Exhausted, Dunlap walked toward Slaughter, who spoke to four policemen.

"We need nets," Dunlap heard as he came closer.

"Nets?"

And Dunlap saw that it was Rettig, standing with the young policeman Dunlap had gone to Slaughter's with this morning. That seemed several days ago.

"You heard me. Nets. You think that we should club him, do you?" Slaughter asked. "Or shoot him?"

"But nets, I don't know where you'd find them."

"Try a sporting-goods store, or that zoo down in the park. Rettig, you're in charge of that. The rest of you, I want you watching both sides of the mansion. Let's get moving."

They stared at Slaughter. Then they hurried toward the mansion.

"Hold it," Slaughter told them.

They spun to face him.

"Give your keys to this man. I want your headlights on the building."

They glanced at Dunlap who had not expected this. Instinctively, he held his hand out. Then he had a set of car keys. Mindless, he expected more, but then he realized that Rettig would take one car. These keys fit another. Slaughter's was the third car, and the fourth had been driven by the two policemen who were in the mansion. They separated to watch the sides as Slaughter shoved a ring of keys at him.

"You understand?"

"I think so," Dunlap said. "I'll spread the cars out so they're pointed toward the windows."

"Run the engines. I don't want the batteries to die. And use the searchlights by the sideview mirrors."

"What about the woman's car?"

"You've got the right idea."

Dunlap nodded, running toward the cruisers. Slaughter's car he recognized, and Rettig now was driving down the gravel driveway, siren wailing. Dunlap went toward the car beside where Rettig had been parked, and got in, fumbling for a key to fit, and started the engine. In a while he understood that someone else could just as easily have done this, but the tactic was a way for Slaughter to distract him.

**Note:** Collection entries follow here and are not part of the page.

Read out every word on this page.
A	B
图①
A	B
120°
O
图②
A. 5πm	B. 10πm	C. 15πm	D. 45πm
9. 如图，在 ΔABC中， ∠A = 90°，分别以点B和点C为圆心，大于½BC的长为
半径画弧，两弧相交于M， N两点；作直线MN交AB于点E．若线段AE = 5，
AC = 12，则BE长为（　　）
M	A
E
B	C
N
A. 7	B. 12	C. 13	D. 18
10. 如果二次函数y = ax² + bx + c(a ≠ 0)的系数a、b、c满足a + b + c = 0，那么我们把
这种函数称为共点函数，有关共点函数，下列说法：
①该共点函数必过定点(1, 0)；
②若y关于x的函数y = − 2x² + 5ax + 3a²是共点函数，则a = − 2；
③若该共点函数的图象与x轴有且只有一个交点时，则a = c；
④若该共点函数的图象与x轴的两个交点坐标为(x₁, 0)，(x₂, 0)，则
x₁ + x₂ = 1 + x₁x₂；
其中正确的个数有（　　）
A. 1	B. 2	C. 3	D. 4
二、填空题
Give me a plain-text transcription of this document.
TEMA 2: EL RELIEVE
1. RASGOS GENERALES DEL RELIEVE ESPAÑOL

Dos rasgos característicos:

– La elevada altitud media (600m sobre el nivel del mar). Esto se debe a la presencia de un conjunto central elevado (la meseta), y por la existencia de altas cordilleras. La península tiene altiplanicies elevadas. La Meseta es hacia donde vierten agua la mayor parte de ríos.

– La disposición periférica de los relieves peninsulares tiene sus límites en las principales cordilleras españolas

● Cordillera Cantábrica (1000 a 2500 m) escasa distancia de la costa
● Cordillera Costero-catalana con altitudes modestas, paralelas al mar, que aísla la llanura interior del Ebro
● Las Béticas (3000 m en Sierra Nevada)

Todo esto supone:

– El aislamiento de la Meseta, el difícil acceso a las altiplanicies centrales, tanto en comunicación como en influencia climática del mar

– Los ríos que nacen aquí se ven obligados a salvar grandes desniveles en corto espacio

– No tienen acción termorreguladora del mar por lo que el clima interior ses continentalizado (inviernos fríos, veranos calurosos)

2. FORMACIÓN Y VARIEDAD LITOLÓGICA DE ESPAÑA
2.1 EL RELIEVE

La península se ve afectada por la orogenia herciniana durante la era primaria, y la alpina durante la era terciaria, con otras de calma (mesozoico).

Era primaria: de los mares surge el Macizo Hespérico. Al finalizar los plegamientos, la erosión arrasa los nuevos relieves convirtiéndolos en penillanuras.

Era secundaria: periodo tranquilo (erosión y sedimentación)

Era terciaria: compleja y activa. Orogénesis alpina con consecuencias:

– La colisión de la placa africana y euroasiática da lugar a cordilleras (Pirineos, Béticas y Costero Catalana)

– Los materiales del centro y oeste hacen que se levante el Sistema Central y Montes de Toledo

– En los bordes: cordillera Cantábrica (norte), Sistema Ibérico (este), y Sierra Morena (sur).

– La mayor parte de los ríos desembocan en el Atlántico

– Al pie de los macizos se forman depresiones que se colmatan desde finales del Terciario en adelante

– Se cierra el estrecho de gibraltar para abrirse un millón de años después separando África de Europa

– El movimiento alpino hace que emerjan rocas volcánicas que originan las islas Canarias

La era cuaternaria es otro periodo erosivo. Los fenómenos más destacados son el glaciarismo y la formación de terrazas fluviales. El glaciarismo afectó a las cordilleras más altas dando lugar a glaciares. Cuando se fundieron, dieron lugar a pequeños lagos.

It helped. There wasn't any doubt about that. Breathing quickly, taken up with interest, Dunlap adjusted to the burning in his stomach. He was glad to be in motion, driving the cruiser toward the mansion, aiming straight ahead and stopping where he judged that the headlights would be most effective. He groped down to turn them on. He found the switch upon the searchlight, and he flicked it, and this right side of the mansion, almost to the second story, was bright against the dusk.

He got out, running now toward Slaughter's car and did the same, this time aiming toward the left side of the mansion, and the place was lit up there as well. The woman had been watching, and she didn't need to have somebody tell her. She was getting in her car to move it once again, aiming toward the front door, and the sun was down below the mountains, the park a murky gray below him, but the windows reflected all the headlights, and people wouldn't have to stumble in the darkness.

Dunlap heard another car. He thought it was a cruiser, but the siren wasn't wailing, and he didn't see the silhouette of domelights on the roof. As it stopped where he was watching, he could see the mother and the father. Oh, dear God, no.